La Tercera
Cantó en la ceremonia del Nobel a su amigo Bob Dylan. Música y letras es lo suyo: aunque parece una figura exitosa, su último libro la muestra más bien solitaria.
por Patricio Tapia
Con cabello gris, casi siempre cubierto con un gorro de lana y aspecto de descuidado (o quizá cuidado) desaliño, más que como una reina del rock o incluso del punk, Patti Smith luce como una mendiga sin casa, tal vez rodeada de gatos con los que charlar. De la lectura de M Train, su segundo libro de memorias, se desprende que ella está muy consciente de su apariencia, que tiene casa (más de una) y tiene gatos, con los que efectivamente conversa, aunque también lo hace con su colcha, con el control remoto del televisor, con cordones de zapatos, con un busto del inventor Nikola Tesla; más que nada conversa con algunos espectros de su pasado.
En los años 70, Smith logró convertirse en una figura del punk y la bohemia neoyorquina: poesía y luego música: su álbum Horses (1975) sería emblemático, ya desde su carátula, con foto de Robert Mapplethorpe y alguna canción posterior alcanzó las listas de éxitos. Tras esa cúspide no muy alta hay una suerte de retiro no anunciado. En 1980 se casó con el músico Fred Smith y se marchó a Detroit para dedicar gran parte de los siguientes 15 años a su familia.
Podría haber sido una más de esas estrellas fugaces de la música. Pero en 2010 publicó Eramos unos niños, su primer libro de memorias, una nostálgica reconstrucción de su vida junto a Robert Mapplethorpe. Era el retrato de ambos como artistas adolescentes.
Mapplethorpe, quien había hecho su propia celebridad como fotógrafo de flores y sadomasoquismo, murió en 1989, de Sida. Fue la primera de una serie de muertes que afectaron a Smith: al año siguiente de Mapplethorpe, murió el pianista de su grupo; en 1994 murió su marido, y un mes después, su hermano menor.

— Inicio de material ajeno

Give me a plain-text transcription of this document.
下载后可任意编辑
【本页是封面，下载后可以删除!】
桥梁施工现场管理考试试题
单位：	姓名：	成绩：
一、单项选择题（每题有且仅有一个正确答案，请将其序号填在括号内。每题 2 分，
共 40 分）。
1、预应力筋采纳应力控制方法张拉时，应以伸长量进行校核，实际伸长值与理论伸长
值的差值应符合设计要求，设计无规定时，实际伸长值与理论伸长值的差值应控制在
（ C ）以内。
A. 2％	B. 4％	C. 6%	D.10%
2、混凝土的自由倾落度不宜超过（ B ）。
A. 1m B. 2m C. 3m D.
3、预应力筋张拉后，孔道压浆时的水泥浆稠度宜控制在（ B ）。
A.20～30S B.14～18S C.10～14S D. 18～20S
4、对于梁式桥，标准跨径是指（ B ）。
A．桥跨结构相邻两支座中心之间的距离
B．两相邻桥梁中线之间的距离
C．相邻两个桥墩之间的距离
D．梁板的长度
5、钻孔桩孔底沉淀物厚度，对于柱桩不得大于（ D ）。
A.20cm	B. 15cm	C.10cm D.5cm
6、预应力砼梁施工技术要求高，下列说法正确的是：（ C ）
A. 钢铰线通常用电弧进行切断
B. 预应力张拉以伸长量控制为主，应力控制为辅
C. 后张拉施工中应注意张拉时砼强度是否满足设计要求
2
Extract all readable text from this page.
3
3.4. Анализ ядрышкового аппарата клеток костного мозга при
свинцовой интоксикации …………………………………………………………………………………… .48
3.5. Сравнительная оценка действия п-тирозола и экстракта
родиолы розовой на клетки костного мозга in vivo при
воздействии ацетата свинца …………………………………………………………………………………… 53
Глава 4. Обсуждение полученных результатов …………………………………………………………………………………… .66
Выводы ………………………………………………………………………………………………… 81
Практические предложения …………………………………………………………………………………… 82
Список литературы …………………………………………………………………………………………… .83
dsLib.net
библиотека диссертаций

Si en Eramos unos niños los recuerdos giran en torno a Mapplethorpe, en M Train es su marido muerto: Fred “Sonic” Smith. Siempre está la evocación de los momentos que pasaron juntos: ya en la Guayana francesa recopilando piedras para Jean Genet, ya escuchando por radio partidos de béisbol en un barco que no pudieron reparar y mantenían en el patio de la casa.
Mezcladas con sus recuerdos, están sus actividades actuales. Viaja mucho, invitada como una suerte de embajadora cultural. En Islandia, tras conseguir permiso para fotografiar la mesa en la que jugaron ajedrez Bobby Fischer y Boris Spassky en 1972, la llamó el guardaespaldas de Fischer para concertar un encuentro a medianoche; de primera, no parecieron congeniar, pero luego llegaron incluso a cantar juntos temas de Buddy Holly. O visita la casa de Frida Kahlo en México y fotografía sus muletas o un vestido. O viaja a Tokio y va en busca de las tumbas del director Akira Kurosawa y del escritor Osamu Dazai.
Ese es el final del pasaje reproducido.